The Gender Gap in AI

Last year, The New York Times published an article about the current boom in AI, featuring the usual suspects such as Sam Altman, Elon Musk, and Larry Page. However, what caught people’s attention was not who was mentioned but rather who was missing from the list: women. The Times’ list consisted of 12 men, most of whom were leaders in AI or tech companies. Surprisingly, many of them had no formal education or training in AI.

Contrary to the Times’ suggestion, the AI craze did not start with these men. It began long before, with academics, regulators, ethicists, and hobbyists working tirelessly behind the scenes to lay the groundwork for the AI systems we have today. Women like Elaine Rich, a retired computer scientist and author of one of the first AI textbooks, and Harvard professor Cynthia Dwork, who made significant contributions to AI fairness and privacy, have played pivotal roles in shaping the field. Cynthia Breazeal, a roboticist and MIT professor, developed one of the earliest “social robots” back in the late ’90s.

Despite these accomplishments, women still make up a small fraction of the global AI workforce. According to a 2021 Stanford study, only 16% of tenure-track faculty focused on AI are women. Another study by the World Economic Forum found that women hold just 26% of analytics-related and AI positions. What’s even more concerning is that the gender gap in AI is widening rather than narrowing.

Reasons for Disparity

Numerous factors contribute to this gender gap. A Deloitte survey of women in AI highlights some of the more prominent reasons, including judgment from male peers and discrimination for not fitting into established male-dominated molds in AI. The survey revealed that 78% of women did not have the opportunity to intern in AI or machine learning during their undergraduate studies. Over half of the respondents (58%) said they left at least one employer due to unequal treatment between men and women, while 73% considered leaving the tech industry altogether because of unequal pay and limited career advancement opportunities.

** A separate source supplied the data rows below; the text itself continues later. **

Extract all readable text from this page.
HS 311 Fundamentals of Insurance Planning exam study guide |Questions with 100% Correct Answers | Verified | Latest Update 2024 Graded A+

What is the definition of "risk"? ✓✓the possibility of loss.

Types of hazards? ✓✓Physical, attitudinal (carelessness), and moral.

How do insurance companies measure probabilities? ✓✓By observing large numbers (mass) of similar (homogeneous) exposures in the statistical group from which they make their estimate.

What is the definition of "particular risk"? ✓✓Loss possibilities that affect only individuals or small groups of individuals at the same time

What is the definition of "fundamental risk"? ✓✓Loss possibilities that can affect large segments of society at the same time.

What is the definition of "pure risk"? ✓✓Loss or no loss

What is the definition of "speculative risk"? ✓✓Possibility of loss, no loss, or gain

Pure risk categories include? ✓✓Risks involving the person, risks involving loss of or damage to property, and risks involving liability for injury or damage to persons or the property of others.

The Impact of the Gender Gap

The lack of women in AI is detrimental to the field. Nesta, the UK’s innovation agency, conducted an analysis in 2019 that showed no improvement in the proportion of AI academic papers co-authored by women since the 1990s. Only 13.8% of AI research papers on Arxiv.org were authored or co-authored by women in 2019, with the numbers steadily declining over the past decade. This disparity is a missed opportunity as women bring unique perspectives and considerations to the development of AI, particularly in terms of societal, ethical, and political implications.

Moving Forward

TechCrunch’s series on accomplished women in AI aims to contribute to the efforts to bridge this gender gap. While it may be a small step, it is an important one. The women profiled in this series offer valuable suggestions for those looking to grow and evolve the AI field. One common theme that emerges is the importance of strong mentorship, commitment, and leading by example. Organizations can drive change by implementing policies that elevate women already in the AI industry or those looking to enter it. Decision-makers in positions of power can use their influence to create more diverse and supportive workplaces for women.

Conclusion

The AI revolution should not overshadow the contributions of women who have played instrumental roles in shaping the field. TechCrunch’s series on remarkable women in AI aims to give these individuals the recognition they deserve. However, it is clear that there is still much work to be done to address the gender gap in AI. By taking small steps and implementing changes at various levels within the industry, we can move towards a more inclusive and diverse AI community.